Seaton Delaval Hall ~ the finest work of the English Baroque and one of the most important historic houses in Britain. The Grade I listed building was built between 1718 and 1731 by Sir John Vanbrugh, architect of Blenheim Palace and Castle Howard. The recent National Trust campaign allowed them to take over the house, its gardens and 400 acres of surrounding land from Lord Hastings, who died, aged 95, in 2007.

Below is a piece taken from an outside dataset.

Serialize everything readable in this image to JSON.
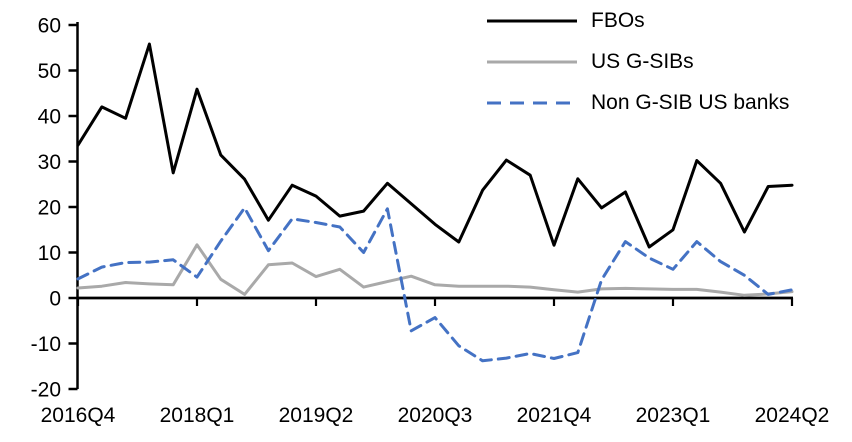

This is the third weekend it has been open to the public, and we enjoyed our visit. The gardens are particularly lovely and we promised ourselves we’d go back again in a week or two when more plants will be in bloom.
The house is a surprise. From the outside it looks wonderful, but inside it is an empty shell. A fire in 1822 burned out all the floors and walls between the ground floor and the roof. All that remains is the brickwork skeleton and stone staircases. Fireplaces are dotted at various heights about the walls. The earthen floored cellars stretch beneath the house, and the hastily placed legend tells that men and women servants ate their meals in two separate rooms down here. Hard to believe. There are few windows, and it isn't as if the hall lacks for space. The east wing is given over to stone stables, still bearing the names of the horses who lived there, and the West wing, we are told, is where the servants were quartered.
The drinking troughs in the stables are lead lined, so perhaps the horses were slowly and unknowingly poisoned. There is a huge ornamental lead flower pot dated 1662 in the garden, and an orangery with dancing cherubs decorating the roof outside.
Lord and Lady Hastings lived in the West wing since 1990, where they made a comfortable family home because the central house had long been let go. There are some lovely paintings in their quarters, and carved oak chairs. The whole place is very much a work in progress, and fascinating because of that. The tiny church among the bluebells dates from 1102 AD - yes, from Norman times. It is far, far older than the house.
There is a tea room in the east wing, but it is tiny and when we wnt it was crammed with people and hot as a Turkish steam bath. We didn't stay. Maybe plan to take sandwiches and eat in the car!
Read more courtesy of the Daily Mail. As the long article says, the place is an unexpected treasure in a very industrial corner of Northumberland. I'd never been before, yet it is barely twenty miles from me. I found an extra dimension to the visit because one of my fellow critiquers writes of the period this house was built and first lived in. I looked at the paintings, the great seals, the documents and imagined her characters seated on the carved oak chairs. I'm already looking forward to going back again.

1 comment:

Carolin said...

Finally had a moment of time to browse through your latest blog comments again - and found this one. Made me curious enough to research it and look at the virtual tour of the National Trust website. Fascinating, esp. the interior of the main building and the lovely stables. I'm glad they're preserving this lovely piece of architecture!